Bringing a run back is the dangerous direction, and the design treats it that way. When the beam returns, the supervisor does not simply flip the run back to running. It re-checks the entire set of conditions a brand-new run has to satisfy before it may start: a safety clearance still actively covers the work, every hutch the equipment sits in is still permitted, every consumable the method needs is still available, and the beam is genuinely open. Only if all of that holds does it resume.

The important part is how it re-checks. It runs the very same check the start path runs, the one No Clearance, No Beam described, from a single shared piece of code. The resume gate cannot drift away from the start gate, cannot grow a loophole the start gate lacks, because there is only one gate. A resume can never put a run back into a state a fresh start would have refused. And it is fail-closed: if any signal is missing or unreadable, not just failing but merely unknown, the run stays held. A clearance that quietly expired while the run was paused is enough to keep it down until a person sorts it out. The supervisor would rather leave a run safely held than resume it on a guess.

Only its own holds, and never over a person

Two more limits keep the machine in its lane. It will only resume a run it held itself. If an operator paused a run, the supervisor leaves it alone; bringing that one back is the operator's decision, not the machine's. And if a person resumes a run the supervisor had been holding, the supervisor stands down rather than fight them. The human always wins the tug-of-war, in both directions.

There is an honest edge here worth stating: the supervisor tracks which runs it holds in its own memory, so if the process restarts while a run is paused, it forgets that the hold was its own and will not auto-resume it. That is the safe way to fail. A person resumes it instead, exactly as they would have before any of this existed.

A wobble is not a return

Beam does not always come back cleanly; it can flicker at the edge of a fill or an injection. A supervisor that resumed the instant it saw one good reading, then re-held on the next dip, would flap a run between running and held and make a mess of the record. So resume waits for the conditions to hold steady across a short settle window before it acts. A single good blink is not a return; a stretch of good readings is. This is a small thing that matters a great deal at three in the morning, when the alternative is a run that toggles forty times before dawn.
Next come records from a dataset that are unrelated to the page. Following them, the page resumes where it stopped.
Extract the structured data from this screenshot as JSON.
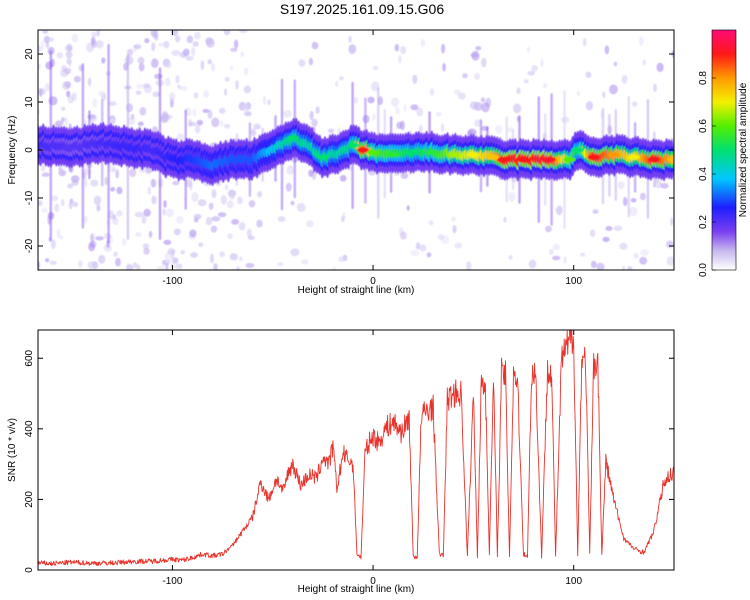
{
  "title": "S197.2025.161.09.15.G06",
  "chart_data": [
    {
      "type": "heatmap",
      "xlabel": "Height of straight line (km)",
      "ylabel": "Frequency (Hz)",
      "colorbar_label": "Normalized spectral amplitude",
      "xlim": [
        -167,
        150
      ],
      "ylim": [
        -25,
        25
      ],
      "xticks": [
        -100,
        0,
        100
      ],
      "yticks": [
        -20,
        -10,
        0,
        10,
        20
      ],
      "colorbar_ticks": [
        0.0,
        0.2,
        0.4,
        0.6,
        0.8
      ],
      "colorbar_range": [
        0,
        1
      ],
      "ridge": [
        {
          "x": -165,
          "f": 1.0,
          "a": 0.22
        },
        {
          "x": -150,
          "f": 0.5,
          "a": 0.2
        },
        {
          "x": -135,
          "f": 1.5,
          "a": 0.22
        },
        {
          "x": -120,
          "f": 0.5,
          "a": 0.24
        },
        {
          "x": -110,
          "f": 0.0,
          "a": 0.22
        },
        {
          "x": -100,
          "f": -2.0,
          "a": 0.25
        },
        {
          "x": -90,
          "f": -2.0,
          "a": 0.28
        },
        {
          "x": -80,
          "f": -3.0,
          "a": 0.32
        },
        {
          "x": -70,
          "f": -2.0,
          "a": 0.3
        },
        {
          "x": -60,
          "f": -2.0,
          "a": 0.3
        },
        {
          "x": -50,
          "f": 0.0,
          "a": 0.4
        },
        {
          "x": -40,
          "f": 2.5,
          "a": 0.5
        },
        {
          "x": -32,
          "f": 1.0,
          "a": 0.45
        },
        {
          "x": -25,
          "f": -1.5,
          "a": 0.5
        },
        {
          "x": -18,
          "f": -1.0,
          "a": 0.45
        },
        {
          "x": -10,
          "f": 1.0,
          "a": 0.5
        },
        {
          "x": -5,
          "f": 0.0,
          "a": 0.9
        },
        {
          "x": 0,
          "f": -0.5,
          "a": 0.6
        },
        {
          "x": 10,
          "f": -1.0,
          "a": 0.55
        },
        {
          "x": 20,
          "f": -0.5,
          "a": 0.5
        },
        {
          "x": 30,
          "f": -0.5,
          "a": 0.55
        },
        {
          "x": 40,
          "f": -1.0,
          "a": 0.65
        },
        {
          "x": 50,
          "f": -1.0,
          "a": 0.7
        },
        {
          "x": 60,
          "f": -1.5,
          "a": 0.75
        },
        {
          "x": 65,
          "f": -2.0,
          "a": 0.9
        },
        {
          "x": 75,
          "f": -2.0,
          "a": 0.9
        },
        {
          "x": 88,
          "f": -2.0,
          "a": 0.92
        },
        {
          "x": 98,
          "f": -2.0,
          "a": 0.6
        },
        {
          "x": 102,
          "f": 0.0,
          "a": 0.5
        },
        {
          "x": 110,
          "f": -1.5,
          "a": 0.9
        },
        {
          "x": 120,
          "f": -1.0,
          "a": 0.8
        },
        {
          "x": 130,
          "f": -1.5,
          "a": 0.7
        },
        {
          "x": 140,
          "f": -2.0,
          "a": 0.9
        },
        {
          "x": 150,
          "f": -2.0,
          "a": 0.75
        }
      ]
    },
    {
      "type": "line",
      "xlabel": "Height of straight line (km)",
      "ylabel": "SNR (10 * v/v)",
      "xlim": [
        -167,
        150
      ],
      "ylim": [
        0,
        680
      ],
      "xticks": [
        -100,
        0,
        100
      ],
      "yticks": [
        0,
        200,
        400,
        600
      ],
      "color": "#e8322a",
      "x": [
        -167,
        -160,
        -150,
        -140,
        -130,
        -120,
        -110,
        -100,
        -95,
        -90,
        -85,
        -80,
        -75,
        -70,
        -65,
        -60,
        -56,
        -52,
        -48,
        -45,
        -42,
        -40,
        -36,
        -32,
        -28,
        -25,
        -22,
        -20,
        -18,
        -15,
        -12,
        -10,
        -8,
        -6,
        -4,
        -2,
        0,
        3,
        6,
        10,
        14,
        18,
        20,
        22,
        24,
        26,
        30,
        33,
        35,
        37,
        40,
        44,
        47,
        50,
        52,
        54,
        56,
        58,
        60,
        62,
        64,
        66,
        68,
        70,
        72,
        75,
        77,
        79,
        81,
        84,
        87,
        89,
        91,
        94,
        96,
        98,
        100,
        102,
        104,
        106,
        108,
        110,
        112,
        114,
        116,
        120,
        125,
        130,
        135,
        140,
        145,
        150
      ],
      "y": [
        20,
        18,
        22,
        19,
        20,
        24,
        25,
        30,
        28,
        35,
        45,
        40,
        45,
        70,
        110,
        150,
        250,
        200,
        260,
        220,
        280,
        300,
        240,
        270,
        260,
        320,
        300,
        350,
        230,
        330,
        310,
        300,
        45,
        35,
        330,
        360,
        380,
        360,
        400,
        420,
        390,
        430,
        40,
        35,
        430,
        450,
        460,
        45,
        40,
        480,
        500,
        500,
        40,
        500,
        40,
        540,
        520,
        45,
        540,
        45,
        560,
        550,
        40,
        560,
        540,
        45,
        40,
        560,
        560,
        40,
        580,
        560,
        40,
        600,
        620,
        650,
        660,
        40,
        600,
        590,
        45,
        580,
        600,
        40,
        310,
        200,
        90,
        60,
        50,
        110,
        250,
        280
      ]
    }
  ]
}
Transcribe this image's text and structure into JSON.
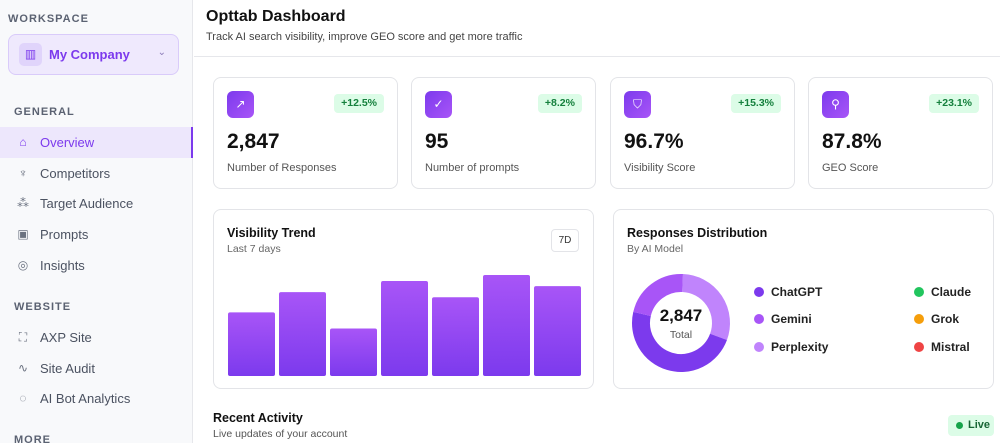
{
  "sidebar": {
    "workspace_label": "WORKSPACE",
    "workspace_name": "My Company",
    "sections": [
      {
        "title": "GENERAL",
        "items": [
          {
            "label": "Overview",
            "icon": "home-icon",
            "active": true
          },
          {
            "label": "Competitors",
            "icon": "trophy-icon"
          },
          {
            "label": "Target Audience",
            "icon": "users-icon"
          },
          {
            "label": "Prompts",
            "icon": "terminal-icon"
          },
          {
            "label": "Insights",
            "icon": "gauge-icon"
          }
        ]
      },
      {
        "title": "WEBSITE",
        "items": [
          {
            "label": "AXP Site",
            "icon": "scan-icon"
          },
          {
            "label": "Site Audit",
            "icon": "activity-icon"
          },
          {
            "label": "AI Bot Analytics",
            "icon": "chat-icon"
          }
        ]
      },
      {
        "title": "MORE",
        "items": []
      }
    ]
  },
  "header": {
    "title": "Opttab Dashboard",
    "subtitle": "Track AI search visibility, improve GEO score and get more traffic"
  },
  "stats": [
    {
      "value": "2,847",
      "label": "Number of Responses",
      "change": "+12.5%",
      "icon": "trending-up-icon"
    },
    {
      "value": "95",
      "label": "Number of prompts",
      "change": "+8.2%",
      "icon": "check-circle-icon"
    },
    {
      "value": "96.7%",
      "label": "Visibility Score",
      "change": "+15.3%",
      "icon": "shield-check-icon"
    },
    {
      "value": "87.8%",
      "label": "GEO Score",
      "change": "+23.1%",
      "icon": "search-icon"
    }
  ],
  "trend": {
    "title": "Visibility Trend",
    "subtitle": "Last 7 days",
    "range_button": "7D"
  },
  "distribution": {
    "title": "Responses Distribution",
    "subtitle": "By AI Model",
    "total": "2,847",
    "total_label": "Total"
  },
  "recent": {
    "title": "Recent Activity",
    "subtitle": "Live updates of your account",
    "live_label": "Live"
  },
  "colors": {
    "accent": "#7c3aed",
    "success": "#16a34a"
  },
  "chart_data": [
    {
      "type": "bar",
      "title": "Visibility Trend",
      "values": [
        63,
        83,
        47,
        94,
        78,
        100,
        89
      ],
      "ylim": [
        0,
        100
      ],
      "grid": false,
      "color": "#9333ea"
    },
    {
      "type": "pie",
      "title": "Responses Distribution",
      "total": "2,847",
      "slices": [
        {
          "name": "ChatGPT",
          "value": 48,
          "color": "#7c3aed"
        },
        {
          "name": "Gemini",
          "value": 22,
          "color": "#a855f7"
        },
        {
          "name": "Perplexity",
          "value": 30,
          "color": "#c084fc"
        },
        {
          "name": "Claude",
          "value": 0,
          "color": "#22c55e"
        },
        {
          "name": "Grok",
          "value": 0,
          "color": "#f59e0b"
        },
        {
          "name": "Mistral",
          "value": 0,
          "color": "#ef4444"
        }
      ],
      "legend": "right"
    }
  ]
}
It continues; it does not restart

When the supervisor resumes a run, it continues that run; it does not start a new one and it does not rewind. The run keeps its identity, its parameters including any mid-flight adjustments, and the calibrations it was pinned to. The record simply moves from held back to running, with a decision attached explaining that the supervisor judged it safe and why.

What CORA does not claim is to put the detector back at projection seven hundred. CORA is the system of record, not the machine that drives the scan. Whether the acquisition tool picks up where it paused or re-acquires is the tool's behavior on the floor, which CORA observes but does not control. The supervisor's resume is the authoritative "it is safe to proceed again" signal plus the audit of why; making the physical scan continue frame-for-frame is a separate, larger piece of work, and an honest post does not pretend the spine reaches down to the metal.

An agent, accountable like any other

Everything the supervisor does flows through the same front door a person uses. It is a registered agent with its own identity, as an earlier post described; it issues the ordinary resume command through the ordinary authorization check, with no special path; and every disposition it takes, hold or resume, lands as a decision carrying its evidence and its reasoning. Switching on the wind-up is a deliberate, separate opt-in from switching on the wind-down, so a facility can let the supervisor pause runs for months before it ever lets the supervisor bring one back. When it does resume a run, the question "why did this come back at 02:14, and who decided it was safe" has a stored answer, and the answer names the agent.

The asymmetry is the point

Autonomous control at a beamline is usually discussed as a single capability: can the machine run the experiment. The more useful question is directional. Letting a machine stop beam-on work is easy to trust, because stopping is fail-safe. Letting a machine resume it is where the care has to live, because resuming asserts that the world is safe, and an assertion can be wrong. CORA draws that line exactly: the supervisor pauses freely and resumes only after re-proving, from one shared check, the full envelope that a fresh start demands, holding steady, on its own holds, never over a person, and never on a guess. No clearance, no beam. And now: no proof, no resume.